I know it's all relative, but the Glasses shelled out $70+M for this team. The majority of that $70M is wrapped up in really bad, really long term contracts that all have Dayton Moore's signature, not the Glass'.

Anonymous said...

>>I think the era of saying the glasses are cheap has passed.>>

I agree. Another thing that people should remember is that while by normal human standards Glass is very very very very rich, but by major league owner standards he really isn't THAT well off. The most recent numbers I could find has his net worth is around 232 million. . Carl Pohlad, the owner of the small market Twins is worth 1.8 billion.

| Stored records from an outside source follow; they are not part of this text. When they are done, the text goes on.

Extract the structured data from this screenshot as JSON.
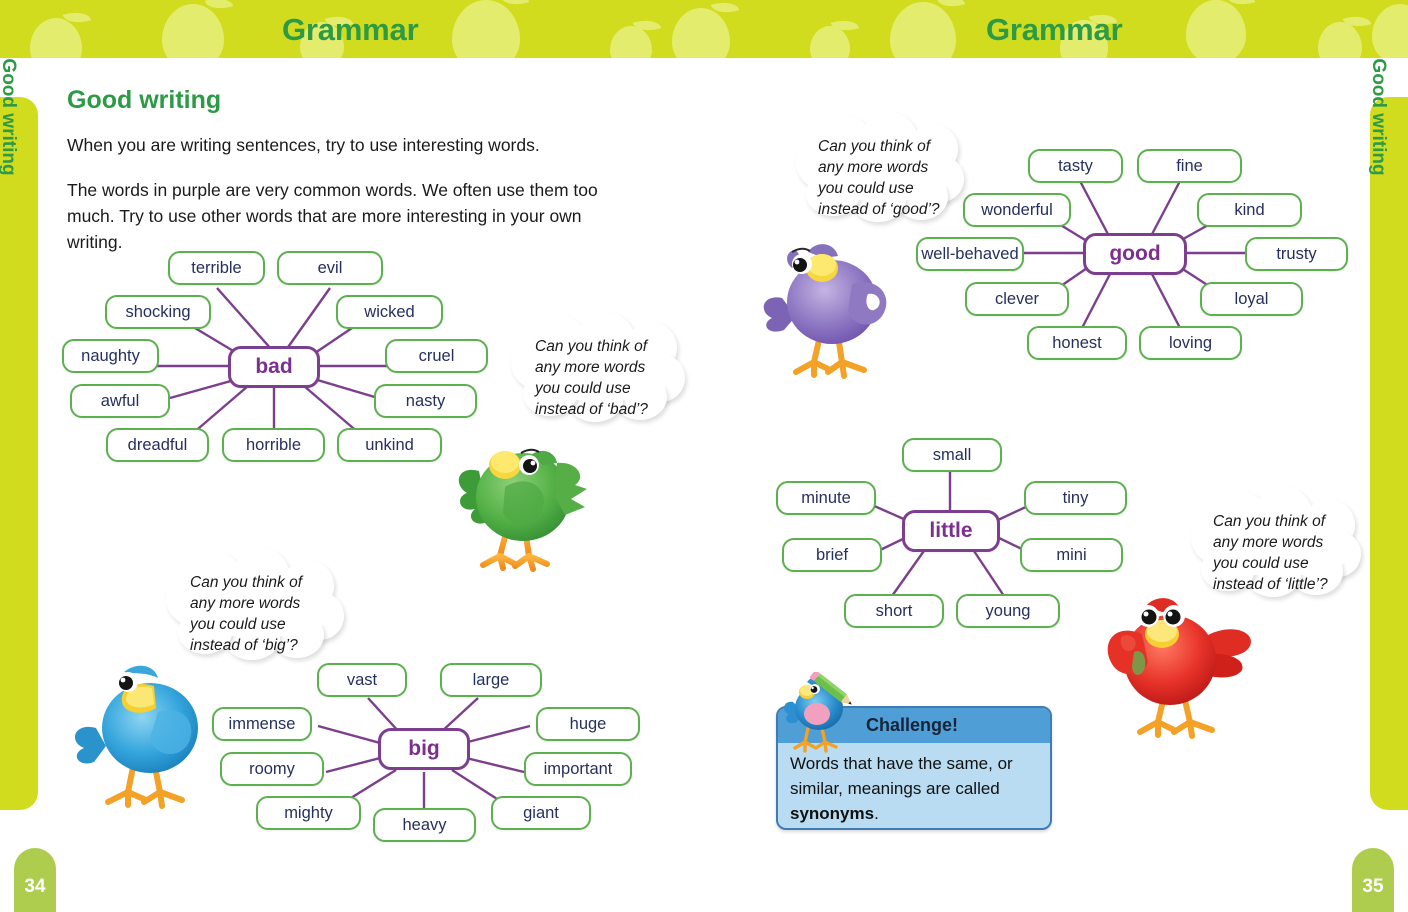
{
  "header": {
    "title_left": "Grammar",
    "title_right": "Grammar",
    "band_color": "#d2dc1e",
    "title_color": "#2d9a46"
  },
  "side_tabs": {
    "left_label": "Good writing",
    "right_label": "Good writing"
  },
  "page_numbers": {
    "left": "34",
    "right": "35"
  },
  "left_page": {
    "heading": "Good writing",
    "paragraph_1": "When you are writing sentences, try to use interesting words.",
    "paragraph_2": "The words in purple are very common words. We often use them too much. Try to use other words that are more interesting in your own writing."
  },
  "colors": {
    "node_border": "#5cb04e",
    "node_text": "#26305e",
    "center_border": "#7c3f8e",
    "center_text": "#7c2f8e",
    "connector": "#7c3f8e",
    "challenge_header": "#4f9ed6",
    "challenge_body": "#b9dcf2"
  },
  "webs": [
    {
      "id": "bad",
      "center": "bad",
      "nodes": [
        "terrible",
        "evil",
        "shocking",
        "wicked",
        "naughty",
        "cruel",
        "awful",
        "nasty",
        "dreadful",
        "horrible",
        "unkind"
      ]
    },
    {
      "id": "big",
      "center": "big",
      "nodes": [
        "vast",
        "large",
        "immense",
        "huge",
        "roomy",
        "important",
        "mighty",
        "heavy",
        "giant"
      ]
    },
    {
      "id": "good",
      "center": "good",
      "nodes": [
        "tasty",
        "fine",
        "wonderful",
        "kind",
        "well-behaved",
        "trusty",
        "clever",
        "loyal",
        "honest",
        "loving"
      ]
    },
    {
      "id": "little",
      "center": "little",
      "nodes": [
        "small",
        "minute",
        "tiny",
        "brief",
        "mini",
        "short",
        "young"
      ]
    }
  ],
  "clouds": {
    "bad": [
      "Can you think of",
      "any more words",
      "you could use",
      "instead of ‘bad’?"
    ],
    "big": [
      "Can you think of",
      "any more words",
      "you could use",
      "instead of ‘big’?"
    ],
    "good": [
      "Can you think of",
      "any more words",
      "you could use",
      "instead of ‘good’?"
    ],
    "little": [
      "Can you think of",
      "any more words",
      "you could use",
      "instead of ‘little’?"
    ]
  },
  "challenge": {
    "title": "Challenge!",
    "line_1": "Words that have the same, or",
    "line_2": "similar, meanings are called",
    "bold_word": "synonyms",
    "period": "."
  },
  "birds": [
    {
      "name": "green-bird",
      "color": "#4aa83c"
    },
    {
      "name": "blue-bird",
      "color": "#37a7dd"
    },
    {
      "name": "purple-bird",
      "color": "#8a74c0"
    },
    {
      "name": "red-bird",
      "color": "#e8342a"
    },
    {
      "name": "challenge-bird",
      "color": "#2b8fd0"
    }
  ]
}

And the Royals payroll this year was twenty million dollars higher than the twins. Would that have happened if he was cheap?

mingo said...

Pohlad is dead

Chance said...

Long Live The Pohlad!

Anonymous said...

Yeah, the era of calling Glass cheap is over, especially when you are talking about the draft. In the last 2 or 3 years, the Royals have spent more money in the draft than just about every other team (I think only Washington has spent more, and most of that went to one player in Strasburg). They spent first round money last year on a fourth round pick (Tim Mehlville), and also on their third and fourth round picks this year.

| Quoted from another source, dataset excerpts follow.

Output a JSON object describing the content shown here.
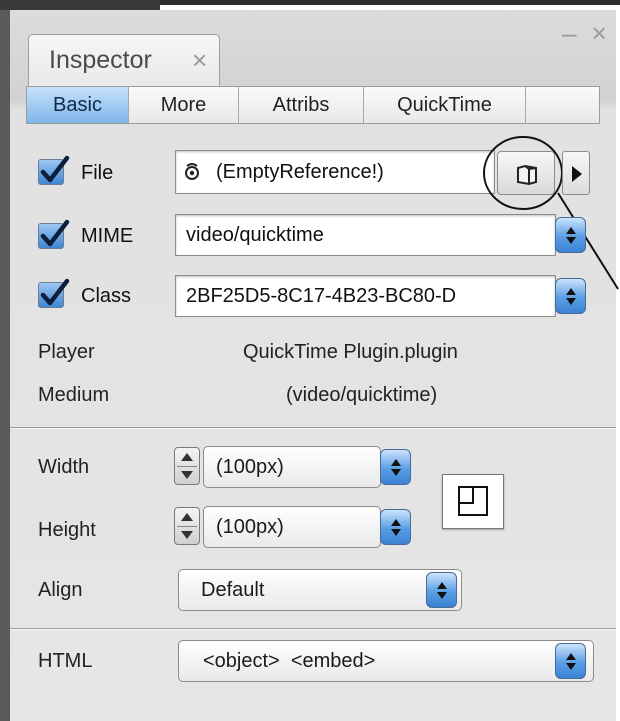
{
  "window": {
    "tab_label": "Inspector",
    "tab_close_glyph": "×",
    "controls_glyph": "– ×"
  },
  "subtabs": [
    {
      "label": "Basic",
      "active": true
    },
    {
      "label": "More",
      "active": false
    },
    {
      "label": "Attribs",
      "active": false
    },
    {
      "label": "QuickTime",
      "active": false
    },
    {
      "label": "",
      "active": false
    }
  ],
  "file": {
    "label": "File",
    "checked": true,
    "value": "(EmptyReference!)",
    "icon": "reference-icon",
    "browse_icon": "folder-icon",
    "menu_icon": "triangle-right-icon"
  },
  "mime": {
    "label": "MIME",
    "checked": true,
    "value": "video/quicktime"
  },
  "class": {
    "label": "Class",
    "checked": true,
    "value": "2BF25D5-8C17-4B23-BC80-D"
  },
  "info": {
    "player_label": "Player",
    "player_value": "QuickTime Plugin.plugin",
    "medium_label": "Medium",
    "medium_value": "(video/quicktime)"
  },
  "size": {
    "width_label": "Width",
    "width_value": "(100px)",
    "height_label": "Height",
    "height_value": "(100px)",
    "resize_icon": "resize-box-icon"
  },
  "align": {
    "label": "Align",
    "value": "Default"
  },
  "html": {
    "label": "HTML",
    "value": "<object>  <embed>"
  },
  "colors": {
    "accent_blue": "#5a9ee5",
    "active_tab": "#9cc9f2",
    "panel_bg": "#e3e3e3"
  }
}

That ship has sailed Jessica.

Anonymous said...

I need to vent so why not here? Take a look at Brayan Pena's swing and then at Joe Mauer's swing. Identical! Pena has such great hands. If I was Dayton Moore I'd pay for a personal trainer and nutritionist for Brayan. Lose 20 pounds and add strength. Then have him/her go over to Billy's house. I know,I know..he is slimmer this year. Yeah, right. Imagine both of those kids in truly peak condition. We would have a great 3-4 or 3-5 combo for many years. Done venting.

Anonymous said...

Agreed on Pena. Buck or Olivo needs to go to get him some more playing time next year. I say lose Olivo.

Allard Baird said...

Sometimes, Less is Moore.

And sometimes, Moore really is Less.

This was one of those times.

Thank you, Dayton Moore, for restoring my credibility as a MLB front-office job candidate.

AC said...

Is anyone ELSE growing tired of a Royals catcher (the latest was Olivo Friday night allowing speed merchant Mike Sweeney to score on a 1-3 putout) leaving the plate to RECEIVE a throw from a teammate on a play at the plate. Our catchers like to GO OUT to CATCH IT, and then LEAP back at the plate in vain to make the tag. Even Frank and Ryan seem to be bored with commenting on this particular play as it happens with alarming regularity.

I can only think that the Royals coaches TEACH this, what with their commitment to fundamentals that is made each spring training.

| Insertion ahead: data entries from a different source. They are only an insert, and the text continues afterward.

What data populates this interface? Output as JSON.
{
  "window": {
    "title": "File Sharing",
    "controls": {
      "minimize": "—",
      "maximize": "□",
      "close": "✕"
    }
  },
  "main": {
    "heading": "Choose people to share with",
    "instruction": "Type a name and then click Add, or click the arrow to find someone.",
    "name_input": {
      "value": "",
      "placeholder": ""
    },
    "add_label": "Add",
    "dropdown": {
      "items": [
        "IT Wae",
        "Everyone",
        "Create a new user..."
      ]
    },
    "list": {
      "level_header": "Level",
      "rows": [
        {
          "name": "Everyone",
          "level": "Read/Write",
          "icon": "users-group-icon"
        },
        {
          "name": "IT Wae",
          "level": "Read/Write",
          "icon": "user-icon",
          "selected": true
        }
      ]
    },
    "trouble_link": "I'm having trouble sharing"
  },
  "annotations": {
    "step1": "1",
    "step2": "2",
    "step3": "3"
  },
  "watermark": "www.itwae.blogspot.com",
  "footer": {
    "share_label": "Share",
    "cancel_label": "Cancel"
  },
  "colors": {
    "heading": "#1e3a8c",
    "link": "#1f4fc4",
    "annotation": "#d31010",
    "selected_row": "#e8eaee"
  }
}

Look, fellas, the guy needs to touch the base you're standing on. You are adorned with full body armor. How 'bout you REMAIN there and kind of GET IN THE WAY? We expect your teammate to be able to throw the ball ALL THE WAY to you. Leaving the plate to catch the ball QUICKER won't prevent the runner from scoring. But, perhaps, your fat @$$ in his path with the ball might. Just a thought.

Of course, as prolific as the Royals offense is, we can afford to be cavalier to giving up a run here or there, I suppose.